The most egregious of these is that researchers recruited for the study patients whose fractures were likely already healed. Fractures up to 12 months old were accepted in the study, noted Dr. O’Brien, calling this the study’s “fatal flaw.” “Whatever healing your bone will do has already taken place within about three months,” he explained, adding that “treating such fractures with vertebroplasty at 12 months is the precise equivalent of splinting your finger a year after you broke it — it’s nonsense.”

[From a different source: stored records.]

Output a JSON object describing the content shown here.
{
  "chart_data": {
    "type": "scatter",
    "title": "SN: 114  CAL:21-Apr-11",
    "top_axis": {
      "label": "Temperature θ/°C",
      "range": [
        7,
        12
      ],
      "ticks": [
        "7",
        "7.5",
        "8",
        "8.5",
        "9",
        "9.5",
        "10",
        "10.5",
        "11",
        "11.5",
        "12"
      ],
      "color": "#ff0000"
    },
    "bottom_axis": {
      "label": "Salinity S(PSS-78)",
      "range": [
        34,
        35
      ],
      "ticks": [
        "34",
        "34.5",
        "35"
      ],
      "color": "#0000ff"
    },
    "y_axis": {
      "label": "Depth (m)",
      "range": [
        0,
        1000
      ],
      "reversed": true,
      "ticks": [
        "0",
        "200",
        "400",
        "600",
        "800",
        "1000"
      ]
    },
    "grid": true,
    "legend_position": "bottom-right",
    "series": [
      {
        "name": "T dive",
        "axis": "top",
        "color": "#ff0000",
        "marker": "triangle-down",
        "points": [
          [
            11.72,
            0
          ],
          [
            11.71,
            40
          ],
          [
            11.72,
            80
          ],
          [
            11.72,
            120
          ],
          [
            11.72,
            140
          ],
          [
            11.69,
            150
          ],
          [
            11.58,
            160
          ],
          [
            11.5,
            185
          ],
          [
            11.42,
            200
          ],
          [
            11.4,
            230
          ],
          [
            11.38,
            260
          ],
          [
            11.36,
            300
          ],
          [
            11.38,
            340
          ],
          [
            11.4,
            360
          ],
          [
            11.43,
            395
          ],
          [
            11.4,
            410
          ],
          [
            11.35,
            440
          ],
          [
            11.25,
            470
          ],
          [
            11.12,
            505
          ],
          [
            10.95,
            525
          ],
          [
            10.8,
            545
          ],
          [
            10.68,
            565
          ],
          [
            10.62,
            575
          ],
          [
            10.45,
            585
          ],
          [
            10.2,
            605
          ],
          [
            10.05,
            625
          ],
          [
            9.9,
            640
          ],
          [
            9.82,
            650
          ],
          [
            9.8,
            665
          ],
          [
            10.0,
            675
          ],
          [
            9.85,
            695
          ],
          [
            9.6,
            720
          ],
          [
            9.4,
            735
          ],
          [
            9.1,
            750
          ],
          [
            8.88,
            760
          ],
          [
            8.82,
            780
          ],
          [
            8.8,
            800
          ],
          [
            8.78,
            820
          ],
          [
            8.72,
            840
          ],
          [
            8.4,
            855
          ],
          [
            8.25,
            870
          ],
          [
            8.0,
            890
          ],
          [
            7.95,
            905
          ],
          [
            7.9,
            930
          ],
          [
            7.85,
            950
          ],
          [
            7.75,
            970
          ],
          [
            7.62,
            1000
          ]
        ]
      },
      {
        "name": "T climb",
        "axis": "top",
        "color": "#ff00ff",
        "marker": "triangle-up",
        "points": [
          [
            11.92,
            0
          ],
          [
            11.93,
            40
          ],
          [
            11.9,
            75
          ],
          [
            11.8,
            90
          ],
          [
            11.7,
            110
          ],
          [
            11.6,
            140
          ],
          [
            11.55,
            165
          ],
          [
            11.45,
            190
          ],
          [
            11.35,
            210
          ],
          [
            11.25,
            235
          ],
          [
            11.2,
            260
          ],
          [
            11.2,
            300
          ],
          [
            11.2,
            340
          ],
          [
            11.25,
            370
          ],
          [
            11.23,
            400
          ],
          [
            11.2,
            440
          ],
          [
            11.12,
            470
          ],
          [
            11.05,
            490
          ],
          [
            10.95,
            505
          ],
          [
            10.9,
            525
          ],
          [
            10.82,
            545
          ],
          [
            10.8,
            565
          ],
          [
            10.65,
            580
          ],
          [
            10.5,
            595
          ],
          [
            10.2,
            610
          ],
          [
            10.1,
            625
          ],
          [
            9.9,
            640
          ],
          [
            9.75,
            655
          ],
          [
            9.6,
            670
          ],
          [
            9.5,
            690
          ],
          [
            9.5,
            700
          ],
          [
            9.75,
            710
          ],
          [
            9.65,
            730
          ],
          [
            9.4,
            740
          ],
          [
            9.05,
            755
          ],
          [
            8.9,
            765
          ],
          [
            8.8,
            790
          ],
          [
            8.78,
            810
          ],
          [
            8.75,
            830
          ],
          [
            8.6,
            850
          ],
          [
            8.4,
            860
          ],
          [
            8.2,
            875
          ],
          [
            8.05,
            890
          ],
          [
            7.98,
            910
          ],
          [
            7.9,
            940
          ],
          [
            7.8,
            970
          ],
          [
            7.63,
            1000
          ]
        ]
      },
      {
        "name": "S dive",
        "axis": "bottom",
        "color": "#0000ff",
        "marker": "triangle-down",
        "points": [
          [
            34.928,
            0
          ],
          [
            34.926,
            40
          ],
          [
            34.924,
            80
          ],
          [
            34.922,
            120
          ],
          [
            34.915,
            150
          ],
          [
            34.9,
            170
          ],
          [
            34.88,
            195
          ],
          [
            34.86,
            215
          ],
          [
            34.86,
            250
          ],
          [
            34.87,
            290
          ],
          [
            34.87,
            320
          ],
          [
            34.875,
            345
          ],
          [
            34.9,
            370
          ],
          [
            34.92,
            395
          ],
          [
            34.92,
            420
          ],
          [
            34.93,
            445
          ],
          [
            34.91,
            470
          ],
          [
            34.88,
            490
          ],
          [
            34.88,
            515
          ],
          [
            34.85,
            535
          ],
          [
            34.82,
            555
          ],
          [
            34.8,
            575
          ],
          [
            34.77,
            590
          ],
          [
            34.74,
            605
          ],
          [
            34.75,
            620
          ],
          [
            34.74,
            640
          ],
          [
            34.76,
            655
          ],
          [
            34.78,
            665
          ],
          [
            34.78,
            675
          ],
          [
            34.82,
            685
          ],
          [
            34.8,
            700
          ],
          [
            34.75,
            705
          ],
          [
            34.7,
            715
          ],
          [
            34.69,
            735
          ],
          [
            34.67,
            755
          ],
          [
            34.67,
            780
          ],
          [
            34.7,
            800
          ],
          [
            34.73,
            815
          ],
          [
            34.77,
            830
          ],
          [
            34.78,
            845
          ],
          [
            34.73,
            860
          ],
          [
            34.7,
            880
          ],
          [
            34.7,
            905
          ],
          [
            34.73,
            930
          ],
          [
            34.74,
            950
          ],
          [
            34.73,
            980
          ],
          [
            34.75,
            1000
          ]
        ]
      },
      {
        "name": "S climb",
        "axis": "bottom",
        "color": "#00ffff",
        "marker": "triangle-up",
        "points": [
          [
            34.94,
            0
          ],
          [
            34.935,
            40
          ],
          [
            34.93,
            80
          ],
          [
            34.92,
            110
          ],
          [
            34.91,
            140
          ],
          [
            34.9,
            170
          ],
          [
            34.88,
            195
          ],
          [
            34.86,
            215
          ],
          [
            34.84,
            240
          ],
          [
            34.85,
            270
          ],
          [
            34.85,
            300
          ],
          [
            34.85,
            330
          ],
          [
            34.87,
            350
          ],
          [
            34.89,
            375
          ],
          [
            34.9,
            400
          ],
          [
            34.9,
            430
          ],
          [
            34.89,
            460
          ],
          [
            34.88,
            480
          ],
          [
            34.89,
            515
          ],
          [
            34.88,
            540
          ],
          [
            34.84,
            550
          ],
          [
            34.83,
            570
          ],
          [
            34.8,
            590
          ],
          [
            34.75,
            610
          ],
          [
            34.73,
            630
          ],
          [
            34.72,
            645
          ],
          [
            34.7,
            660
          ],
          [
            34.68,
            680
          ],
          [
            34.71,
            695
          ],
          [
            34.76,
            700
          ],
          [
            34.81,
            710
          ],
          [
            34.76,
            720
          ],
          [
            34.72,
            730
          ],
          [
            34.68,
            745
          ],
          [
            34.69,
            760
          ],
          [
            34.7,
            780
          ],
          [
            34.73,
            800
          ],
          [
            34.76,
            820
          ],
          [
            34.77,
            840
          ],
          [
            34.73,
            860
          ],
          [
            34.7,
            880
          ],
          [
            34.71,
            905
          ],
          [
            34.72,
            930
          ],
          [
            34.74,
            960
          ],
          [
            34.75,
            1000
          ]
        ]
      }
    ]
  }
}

The research had other deficiencies as well, the doctors said, including the following —
- Possible selection bias. One-third of the recruited patients declined to participate, so it seems likely that those who did choose to enroll would heal even without treatment. Why? Because if you are in terrible pain, you’re unlikely to be interested in being in a study where your likelihood of getting the “real” treatment is just 50%.
- Everyone got pain relief. Everyone in the study was given a strong local anesthetic that itself offered significant pain relief. This sets up a situation where people feel better quickly, creating a bias toward a positive experience on the part of the patients in the study.
- Mail-in results. Follow-up to the study wasn’t done in person but via mailed questionnaire, which Dr. Wong feels is not as accurate as in-person diagnoses.
What it All Means
It’s also worth noting that a key concern guiding this research was whether Medicare and insurers should pay for vertebroplasty, which costs about $3,000. This is a legitimate question, of course, but in the opinions of these doctors, these studies didn’t answer it persuasively.
Far more convincing is the real-life experience of doctors and patients who’ve had vertebroplasty and say that it works. Dr. Wong told me that his patients and their families are convinced that vertebroplasty delivers positive results and would want a repeat procedure if another vertebral compression fracture were to occur. Not only that, he said, they’ve told him that they would readily recommend the procedure to a friend in similar circumstances. In his view — and that of many other doctors — those are the most significant results. Don’t rule out vertebroplasty on the basis of this flawed research — it may or may not be the right procedure for you, but if your doctor suggests it, it’s worth considering.